Aquella mañana Ali tardó en arreglarse, ella que era tan diligente para las cosas de la casa, y fue Luz la que bajó a hacer las compras. Aquel fue un día de silencio en el que se miraron desde lejos y en el que apenas pronunciaron palabra, aunque Luz hubiese deseado más que nada ser lo suficientemente elocuente como para borrar de Ali todo temor, pero se mantuvo en silencio porque temía que sus palabras sonaran fútiles al salir de su boca y se abstuvo de pronunciarlas, porque muchas veces sucede con las palabras que no se corresponden con lo que queremos decir y entonces es mejor no decirlas; e incluso a veces las palabras vuelven triviales las cosas más profundas, especialmente los dolores del alma. Luz conocía ese riesgo y, por no querer correrlo, calló y se limitó a observar a Ali desde lejos. Temía, por conocerla, su determinación callada y suicida, la conocía de sobra, que cuando Ali sufría no reaccionaba como los demás, sino que fortificaba su dolor, lo encajaba dentro, de donde no lo dejaba salir ni respirar, no decía nada, no se quejaba, pero allí lo almacenaba todo hasta que un día explotaba y esa explosión era terrible y demoledora, y por temer esa explosión, y porque esta se desencadenaba por las cosas más triviales, Luz no quiso en todo el día aludir a lo que había pasado la víspera, y se limitó a resolver lo mejor que pudo las cosas de lo cotidiano, que a veces ese es el mejor remedio para todo. Y así, en silencio, el día transcurrió lento, oscuro, suave, y llegó a su fin y al llegar al final del día cenaron escuchando la radio, como hacían siempre y después se acostaron. Entonces, cuando estaban en la cama, ya a oscuras, Ali dijo: «Habrá que dejarlo pasar». Eso fue todo lo que dijo de lo sucedido el día antes. Luz sabía que era un aviso, un aviso de silencio, eso era todo lo que ella estaba dispuesta a comentar, no quería preguntas ni quería que Luz intentase abrir conversaciones; pero había mucho más debajo de aquellas palabras, había una tormenta, cualquiera se hubiera dado cuenta de que la tranquilidad de Ali no era más que la falsa calma que precede a la peor de las tempestades.
Dos días después de que aquello sucediese, cuando todo parecía olvidado, las dos regresaron a sus obligaciones cotidianas, a sus respectivos colegios, y no se volvió a saber nada de la familia Pueyo. Se impuso la normalidad después de todo como siempre ocurre, que la cotidianeidad se instala hasta en las situaciones más extremas para que podamos continuar viviendo.
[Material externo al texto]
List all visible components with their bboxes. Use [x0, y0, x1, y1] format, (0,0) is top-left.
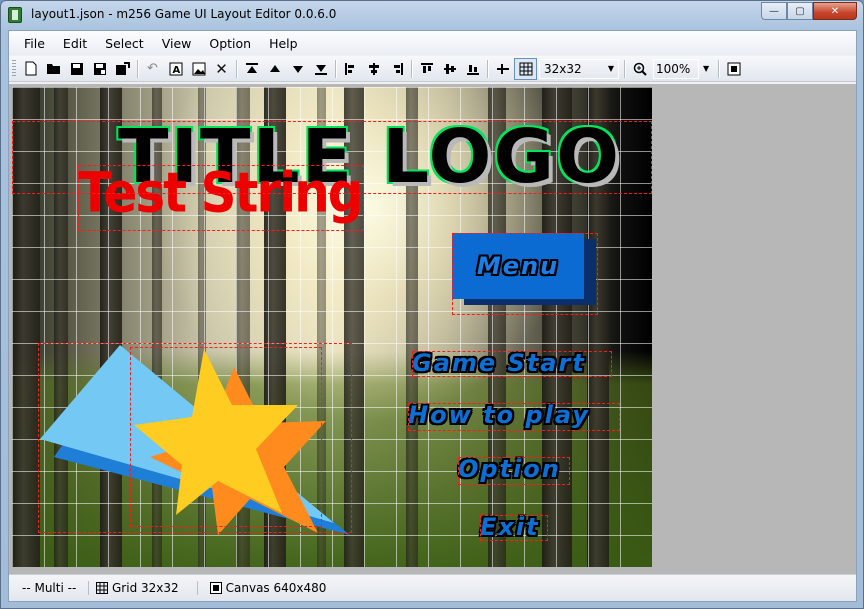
close-button[interactable]: ✕	[813, 2, 857, 20]
selection-box[interactable]	[412, 351, 612, 377]
bring-forward-icon[interactable]	[263, 58, 286, 80]
window-controls: — ▢ ✕	[761, 2, 857, 20]
grid-size-value: 32x32	[544, 61, 582, 76]
toolbar-separator	[411, 59, 412, 78]
menu-bar: File Edit Select View Option Help	[9, 31, 856, 55]
minimize-icon: —	[769, 5, 779, 17]
app-icon	[8, 7, 22, 23]
status-bar: -- Multi -- Grid 32x32 Canvas 640x480	[9, 574, 856, 601]
layout-canvas[interactable]: TITLE LOGO Test String Menu Game Start H…	[12, 87, 652, 567]
align-right-icon[interactable]	[385, 58, 408, 80]
align-left-icon[interactable]	[339, 58, 362, 80]
export-icon[interactable]	[111, 58, 134, 80]
selection-box[interactable]	[78, 165, 364, 231]
toolbar-separator	[236, 59, 237, 78]
send-to-back-icon[interactable]	[309, 58, 332, 80]
grid-toggle-icon[interactable]	[514, 57, 537, 80]
grid-size-select[interactable]: 32x32 ▼	[539, 58, 619, 79]
zoom-value: 100%	[656, 61, 691, 76]
menu-edit[interactable]: Edit	[54, 33, 96, 54]
selection-box[interactable]	[452, 233, 598, 315]
toolbar-separator	[335, 59, 336, 78]
toolbar-separator	[624, 59, 625, 78]
zoom-icon[interactable]	[628, 58, 651, 80]
add-image-icon[interactable]	[187, 58, 210, 80]
snap-icon[interactable]	[491, 58, 514, 80]
bring-to-front-icon[interactable]	[240, 58, 263, 80]
open-file-icon[interactable]	[42, 58, 65, 80]
delete-icon[interactable]: ✕	[210, 58, 233, 80]
menu-help[interactable]: Help	[260, 33, 307, 54]
selection-box[interactable]	[130, 347, 322, 527]
selection-box[interactable]	[480, 515, 548, 541]
chevron-down-icon[interactable]: ▼	[703, 64, 709, 73]
menu-select[interactable]: Select	[96, 33, 153, 54]
status-canvas-text: Canvas 640x480	[225, 581, 327, 595]
toolbar-separator	[487, 59, 488, 78]
workspace: TITLE LOGO Test String Menu Game Start H…	[9, 84, 856, 574]
align-center-icon[interactable]	[362, 58, 385, 80]
send-backward-icon[interactable]	[286, 58, 309, 80]
toolbar-separator	[137, 59, 138, 78]
toolbar-grip[interactable]	[12, 59, 16, 78]
grid-icon	[96, 582, 108, 594]
zoom-select[interactable]: 100%	[653, 58, 699, 79]
svg-text:A: A	[172, 65, 180, 76]
client-area: File Edit Select View Option Help ↶ A ✕ …	[8, 30, 857, 602]
title-bar[interactable]: layout1.json - m256 Game UI Layout Edito…	[1, 1, 863, 29]
canvas-icon	[209, 582, 222, 594]
selection-box[interactable]	[408, 403, 620, 431]
save-icon[interactable]	[65, 58, 88, 80]
menu-view[interactable]: View	[153, 33, 201, 54]
add-text-icon[interactable]: A	[164, 58, 187, 80]
new-file-icon[interactable]	[19, 58, 42, 80]
align-bottom-icon[interactable]	[461, 58, 484, 80]
status-grid-text: Grid 32x32	[112, 581, 179, 595]
close-icon: ✕	[830, 5, 840, 17]
status-selection: -- Multi --	[9, 581, 89, 595]
selection-box[interactable]	[458, 457, 570, 485]
minimize-button[interactable]: —	[761, 2, 787, 20]
status-grid: Grid 32x32	[89, 581, 198, 595]
chevron-down-icon: ▼	[607, 64, 614, 73]
toolbar: ↶ A ✕ 32x32 ▼ 100% ▼	[9, 56, 856, 82]
menu-option[interactable]: Option	[200, 33, 260, 54]
align-middle-icon[interactable]	[438, 58, 461, 80]
toolbar-separator	[718, 59, 720, 78]
canvas-settings-icon[interactable]	[722, 58, 745, 80]
align-top-icon[interactable]	[415, 58, 438, 80]
maximize-icon: ▢	[795, 5, 805, 17]
maximize-button[interactable]: ▢	[787, 2, 813, 20]
app-window: layout1.json - m256 Game UI Layout Edito…	[0, 0, 864, 609]
undo-icon[interactable]: ↶	[141, 58, 164, 80]
save-as-icon[interactable]	[88, 58, 111, 80]
window-title: layout1.json - m256 Game UI Layout Edito…	[31, 7, 337, 21]
status-canvas: Canvas 640x480	[198, 581, 327, 595]
menu-file[interactable]: File	[15, 33, 54, 54]
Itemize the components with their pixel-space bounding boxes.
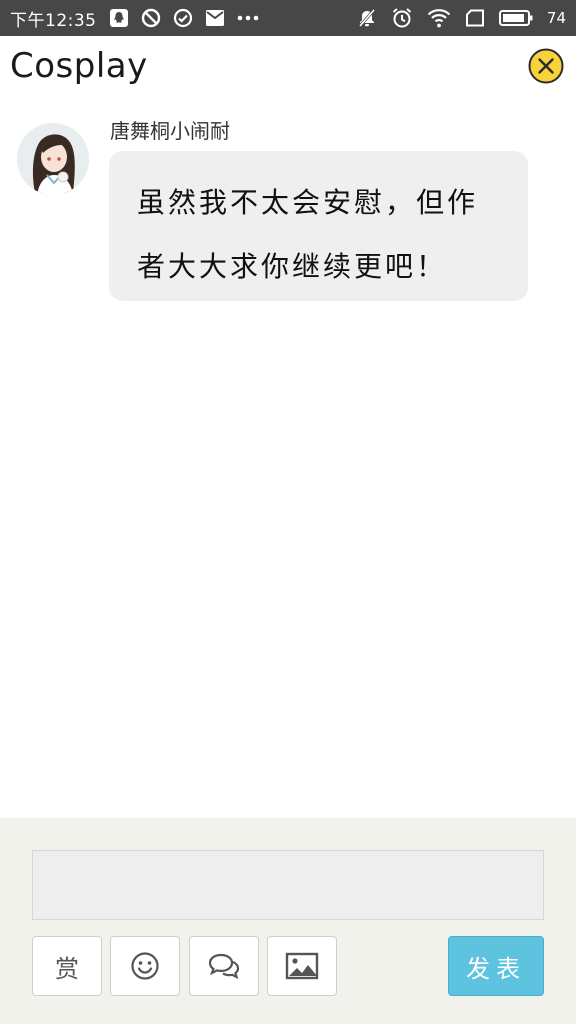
alarm-icon bbox=[391, 7, 413, 29]
chat-bubbles-icon bbox=[208, 953, 240, 980]
qq-icon bbox=[109, 8, 129, 28]
avatar[interactable] bbox=[17, 123, 89, 195]
image-button[interactable] bbox=[267, 936, 337, 996]
header: Cosplay bbox=[0, 36, 576, 108]
image-icon bbox=[285, 952, 319, 980]
reward-button[interactable]: 赏 bbox=[32, 936, 102, 996]
battery-icon bbox=[498, 9, 533, 27]
comment-input[interactable] bbox=[32, 850, 544, 920]
emoji-icon bbox=[131, 952, 159, 980]
close-button[interactable] bbox=[527, 47, 565, 85]
block-icon bbox=[141, 8, 161, 28]
chat-button[interactable] bbox=[189, 936, 259, 996]
message-bubble: 虽然我不太会安慰，但作者大大求你继续更吧！ bbox=[109, 151, 528, 301]
reward-label: 赏 bbox=[55, 954, 79, 983]
emoji-button[interactable] bbox=[110, 936, 180, 996]
message-username[interactable]: 唐舞桐小闹耐 bbox=[110, 115, 230, 144]
status-time: 下午12:35 bbox=[10, 10, 97, 31]
message-text: 虽然我不太会安慰，但作者大大求你继续更吧！ bbox=[137, 186, 479, 283]
page-title: Cosplay bbox=[10, 46, 148, 86]
more-icon bbox=[237, 15, 259, 21]
wifi-icon bbox=[427, 8, 451, 28]
sim-icon bbox=[465, 9, 485, 27]
check-icon bbox=[173, 8, 193, 28]
close-icon bbox=[528, 48, 564, 84]
send-label: 发表 bbox=[466, 954, 526, 983]
mute-icon bbox=[357, 8, 377, 28]
mail-icon bbox=[205, 9, 225, 27]
send-button[interactable]: 发表 bbox=[448, 936, 544, 996]
battery-level: 74 bbox=[546, 9, 566, 27]
status-bar: 下午12:35 74 bbox=[0, 0, 576, 36]
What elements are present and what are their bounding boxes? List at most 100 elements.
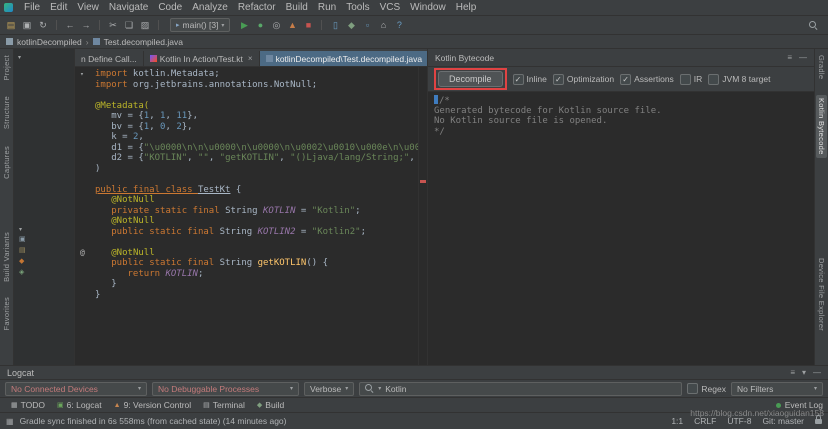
editor-tab-n-define-call[interactable]: n Define Call...: [75, 51, 144, 66]
menu-analyze[interactable]: Analyze: [187, 2, 233, 13]
status-crlf[interactable]: CRLF: [694, 416, 716, 426]
open-project-icon[interactable]: ▤: [4, 18, 18, 32]
right-tool-strip: Gradle Kotlin Bytecode Device File Explor…: [814, 49, 828, 365]
toolwindow-bar: ▦ TODO ▣ 6: Logcat ▲ 9: Version Control ▤ Termi…: [0, 397, 828, 412]
tool-button-project[interactable]: Project: [2, 55, 11, 80]
menu-code[interactable]: Code: [153, 2, 187, 13]
sdk-manager-icon[interactable]: ⌂: [376, 18, 390, 32]
editor-tab-kotlindecompiled-test-decompiled-java[interactable]: kotlinDecompiled\Test.decompiled.java×: [259, 51, 427, 66]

Luz llegó a la escuela deseando volver a ver a sus alumnos y ansiosa por retomar el pulso perdido aquellos días. Lo inesperado parecía ahora una enfermedad, lo cotidiano era como regresar a la vida, tener otra oportunidad, y durante las horas que pasó en aquel edificio sintió que se levantaba de ella una manta que llevaba varios días taponando la vida, los sabores, olores y sensaciones, y podría haber dicho, si es que alguien se hubiese molestado en preguntarle, que aquellos días habían sido, ciertamente, como estar en una tumba.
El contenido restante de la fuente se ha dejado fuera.